Я пришел, чтобы последний раз перед отъездом просмотреть бумаги на столе. Бумаг было множество. Самые важные, касающиеся дел, против которых у меня не было возражений, я завизировал и положил в папку с надписью «Министру». Остальные лежали стопкой на левом краю стола, и у меня не было ни малейшего желания с ними разбираться.
– Я их аккуратно сложу! – заметив мое беспокойство, пообещала Нилочка.
– Ты их сложи так, чтобы больше их никто никогда не видел, в том числе и я! – попросил я полушутливо.
– Ой, – встрепенулась она вдруг. – Я же забыла сказать, вам Догмазов вчера звонил, просил разыскать его!
– Вернусь – разыщу! – кивнул я.
Она стояла одетая в зауженную в коленях черную юбку. Белая блузка с кружевным воротничком придавала ей свежести, подчеркивала молодость и намекала на невинность. Она и в этот момент казалась мне удивительно привлекательной. Во влажных глазах я прочитал просьбу не забывать ее. Я крепко обнял ее на прощанье и пообещал звонить.
Киев. Декабрь 2015 года.
К вечеру мое сердце успокоилось. Но душевное беспокойство осталось. Оно даже усилилось после того, как Светлов сообщил, что Казимир летал в Москву и встречался с высшими чиновниками российского правительства.
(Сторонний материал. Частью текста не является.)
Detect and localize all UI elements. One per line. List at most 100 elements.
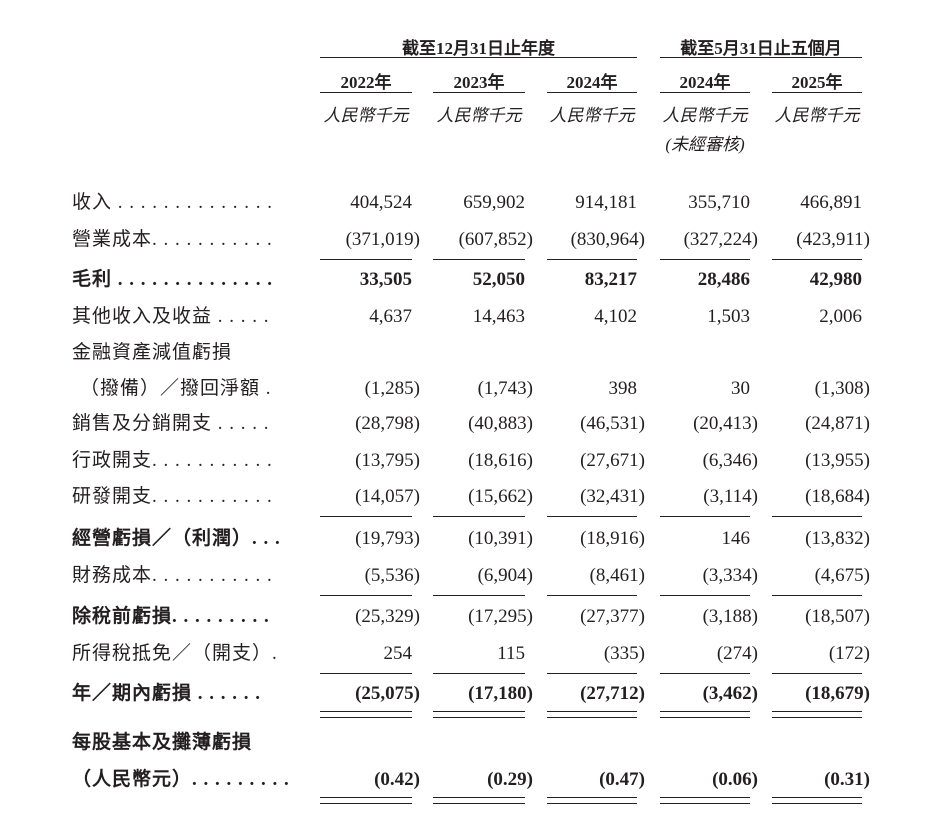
group-rule-year	[320, 57, 637, 58]
table-cell: (17,295)	[468, 606, 533, 627]
subtotal-rule	[772, 516, 862, 517]
table-cell: (3,188)	[702, 606, 758, 627]
subtotal-rule	[320, 259, 412, 260]
table-cell: (27,712)	[580, 683, 645, 704]
column-year-rule	[433, 92, 525, 93]
total-double-rule	[547, 717, 637, 718]
row-label: 研發開支. . . . . . . . . . .	[72, 486, 273, 507]
subtotal-rule	[433, 516, 525, 517]
table-cell: (0.47)	[599, 769, 645, 790]
table-cell: (1,743)	[477, 378, 533, 399]
table-cell: 404,524	[350, 192, 412, 213]
table-cell: 146	[721, 528, 751, 549]
column-unit: 人民幣千元	[549, 106, 635, 125]
subtotal-rule	[772, 595, 862, 596]
subtotal-rule	[320, 516, 412, 517]
column-year-rule	[547, 92, 637, 93]
row-label: （人民幣元）. . . . . . . . .	[72, 769, 290, 790]
column-year: 2024年	[679, 73, 731, 92]
table-cell: (13,955)	[805, 450, 870, 471]
row-label: 所得稅抵免／（開支）.	[72, 643, 278, 664]
table-cell: (0.06)	[712, 769, 758, 790]
row-label: 金融資產減值虧損	[72, 342, 233, 363]
table-cell: (423,911)	[796, 229, 870, 250]
total-double-rule	[660, 803, 750, 804]
group-rule-period	[660, 57, 862, 58]
row-label: 收入 . . . . . . . . . . . . . .	[72, 192, 274, 213]
table-cell: (20,413)	[693, 413, 758, 434]
table-cell: 4,102	[594, 306, 637, 327]
column-year-rule	[320, 92, 412, 93]
total-double-rule	[433, 797, 525, 798]
table-cell: (15,662)	[468, 486, 533, 507]
table-cell: (274)	[716, 643, 758, 664]
subtotal-rule	[660, 516, 750, 517]
table-cell: 4,637	[369, 306, 412, 327]
column-unit: 人民幣千元	[662, 106, 748, 125]
table-cell: (3,462)	[702, 683, 758, 704]
table-cell: (18,916)	[580, 528, 645, 549]
table-cell: 28,486	[697, 269, 750, 290]
table-cell: 398	[608, 378, 638, 399]
table-cell: (18,616)	[468, 450, 533, 471]
table-cell: (607,852)	[458, 229, 533, 250]
row-label: （撥備）／撥回淨額 .	[80, 378, 272, 399]
table-cell: 30	[731, 378, 750, 399]
table-cell: (4,675)	[814, 565, 870, 586]
table-cell: (10,391)	[468, 528, 533, 549]
subtotal-rule	[660, 259, 750, 260]
total-double-rule	[320, 797, 412, 798]
table-cell: (24,871)	[805, 413, 870, 434]
table-cell: (172)	[828, 643, 870, 664]
table-cell: (0.42)	[374, 769, 420, 790]
table-cell: (19,793)	[355, 528, 420, 549]
subtotal-rule	[660, 595, 750, 596]
subtotal-rule	[547, 516, 637, 517]
table-cell: (13,832)	[805, 528, 870, 549]
table-cell: 52,050	[472, 269, 525, 290]
table-cell: (18,679)	[805, 683, 870, 704]
column-note: (未經審核)	[665, 135, 745, 154]
total-double-rule	[660, 711, 750, 712]
table-cell: (0.31)	[824, 769, 870, 790]
total-double-rule	[433, 803, 525, 804]
subtotal-rule	[547, 673, 637, 674]
total-double-rule	[320, 711, 412, 712]
table-cell: (6,904)	[477, 565, 533, 586]
table-cell: (18,684)	[805, 486, 870, 507]
subtotal-rule	[320, 595, 412, 596]
subtotal-rule	[433, 259, 525, 260]
total-double-rule	[772, 711, 862, 712]
table-cell: (13,795)	[355, 450, 420, 471]
total-double-rule	[660, 797, 750, 798]
subtotal-rule	[547, 595, 637, 596]
row-label: 每股基本及攤薄虧損	[72, 732, 253, 753]
group-header-year: 截至12月31日止年度	[402, 39, 555, 58]
column-year-rule	[772, 92, 862, 93]
table-cell: (830,964)	[570, 229, 645, 250]
table-cell: 115	[497, 643, 525, 664]
subtotal-rule	[772, 673, 862, 674]
table-cell: (371,019)	[345, 229, 420, 250]
table-cell: 83,217	[584, 269, 637, 290]
column-year: 2024年	[566, 73, 618, 92]
table-cell: (32,431)	[580, 486, 645, 507]
table-cell: 254	[383, 643, 413, 664]
group-header-period: 截至5月31日止五個月	[680, 39, 842, 58]
table-cell: (27,377)	[580, 606, 645, 627]
table-cell: (6,346)	[702, 450, 758, 471]
column-unit: 人民幣千元	[774, 106, 860, 125]
total-double-rule	[320, 717, 412, 718]
total-double-rule	[772, 797, 862, 798]
table-cell: (1,285)	[364, 378, 420, 399]
column-year: 2023年	[453, 73, 505, 92]
total-double-rule	[547, 803, 637, 804]
total-double-rule	[772, 803, 862, 804]
table-cell: (8,461)	[589, 565, 645, 586]
total-double-rule	[772, 717, 862, 718]
row-label: 其他收入及收益 . . . . .	[72, 306, 270, 327]
table-cell: 2,006	[819, 306, 862, 327]
row-label: 毛利 . . . . . . . . . . . . . .	[72, 269, 274, 290]
table-cell: 914,181	[575, 192, 637, 213]
subtotal-rule	[772, 259, 862, 260]
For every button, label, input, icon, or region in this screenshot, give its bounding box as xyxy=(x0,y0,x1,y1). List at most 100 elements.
«А почему я никуда не летаю? – задумался я. – Почему ни одного визита за рубеж за последние месяцы, если не считать Монголии?»
Я приказал соединить меня с министром иностранных дел. Он испуганно залопотал, что до моей операции было нельзя, а сейчас, после операции, еще рано. Что государственные визиты – штука тяжелая для президентского здоровья. Что нужно окрепнуть. «Мы готовим визит в Албанию, – под конец рассказал он. – На начало марта следующего года!»
«Албания? – задумался я, опуская телефонную трубку. – Зачем нам Албания? Устраивал бы сразу визит в Гондурас!»
К девяти вечера овладевшая мной тоска стала почти нестерпимой. Захотелось прекрасного. Но Майи в ее квартире за стенкой не оказалось. И я приказал помощнику организовать поездку в музей.
– В какой? – испуганно спросил он, кося взглядом на настенные часы.
– А в каком у нас что-нибудь прекрасное есть?
Он пожал плечами.
– Я был только в Музее Отечественной войны, «под бабой».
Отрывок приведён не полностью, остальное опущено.